Doors Open Toronto is one of our favourite events of the year, and it’s back for its 20th edition this weekend.
This year’s theme will be “20 Something,” and will celebrate the first 20 years of Doors Open, while simultaneously looking ahead to the next two decades.
While every building among this year’s participants is worth a tour, realistically, ain’t nobody got time for that (more than 150 of Toronto’s most interesting institutions will open their doors this year).
That’s why we’ve narrowed down the list to a few favourites – here are seven worth checking out this weekend.
A marvel of modern Japanese architecture, the Aga Khan Museum will showcase the play of light in the open-roofed courtyard, the graceful dome of the Auditorium, and the beautiful Bellerive Room, plus plenty of special activations, all weekend.
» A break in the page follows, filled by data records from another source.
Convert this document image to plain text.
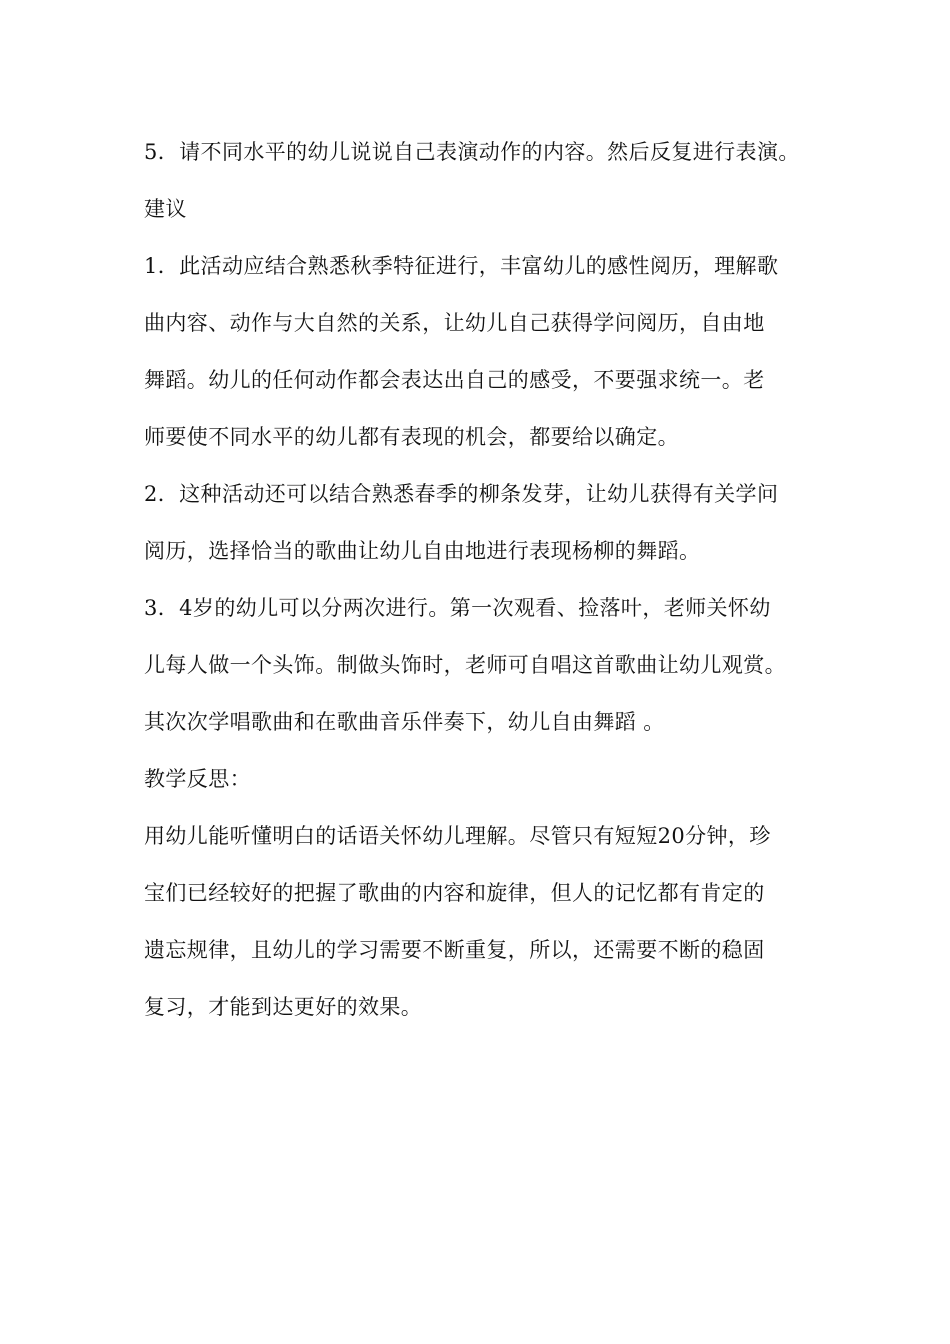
5．请不同水平的幼儿说说自己表演动作的内容。然后反复进行表演。
建议
1．此活动应结合熟悉秋季特征进行，丰富幼儿的感性阅历，理解歌
曲内容、动作与大自然的关系，让幼儿自己获得学问阅历，自由地
舞蹈。幼儿的任何动作都会表达出自己的感受，不要强求统一。老
师要使不同水平的幼儿都有表现的机会，都要给以确定。
2．这种活动还可以结合熟悉春季的柳条发芽，让幼儿获得有关学问
阅历，选择恰当的歌曲让幼儿自由地进行表现杨柳的舞蹈。
3．4岁的幼儿可以分两次进行。第一次观看、捡落叶，老师关怀幼
儿每人做一个头饰。制做头饰时，老师可自唱这首歌曲让幼儿观赏。
其次次学唱歌曲和在歌曲音乐伴奏下，幼儿自由舞蹈 。
教学反思：
用幼儿能听懂明白的话语关怀幼儿理解。尽管只有短短20分钟，珍
宝们已经较好的把握了歌曲的内容和旋律，但人的记忆都有肯定的
遗忘规律，且幼儿的学习需要不断重复，所以，还需要不断的稳固
复习，才能到达更好的效果。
Address: 77 Wynford Drive, Toronto
The abandoned Bay Lower Station hasn’t been in use since 1966. While the station hasn’t been open to the public in 52 years, it’s often disguised as an American subway station in numerous movies and TV shows filmed on site. In addition to film and TV production, Bay Lower is often used for training, as well as for moving trains and workcars between Lines 1 and 2.
Address: 1240 Bay Street
Built in 1931, this heritage building takes you back to another era of Toronto’s financial district. You’ll get a chance to explore some of the usually restricted areas of the tower, and a glimpse of its masterpiece ceiling is always worth it.
Address: 25 King Street West
Built in the 1930s, this municipal building is the largest of the city’s four water treatment plants. Dubbed ‘The Palace of Purification,’ R.C. Harris is the largest ensemble of Art Deco buildings in Toronto. During Doors Open, visitors can enjoy a self-guided tour as they explore the architectural features of the two largest buildings at the R.C. Harris Water Treatment Plant the Pump House and the Filter Building.
Address: 2701 Queen Street East
A building almost as old the country, Toronto’s Old City Hall invites you to explore all its grandeur and history this weekend.
Address: 60 Queen Street West, Toronto
Osgoode Hall, home of the Law Society of Ontario and the highest courts of the province, opened in 1832 and remains a Toronto landmark and a symbol of the law in Ontario.
Address: 130 Queen Street West
This beautiful home was built by Toronto financier James Austin and his wife, Susan, in 1866. Over time the home was remodelled and then fully restored in the 1920s. During Doors Open, visitors can take in the remarkable restoration and check out the pop-up archaeology exhibit displaying artifacts excavated from the property since 2002.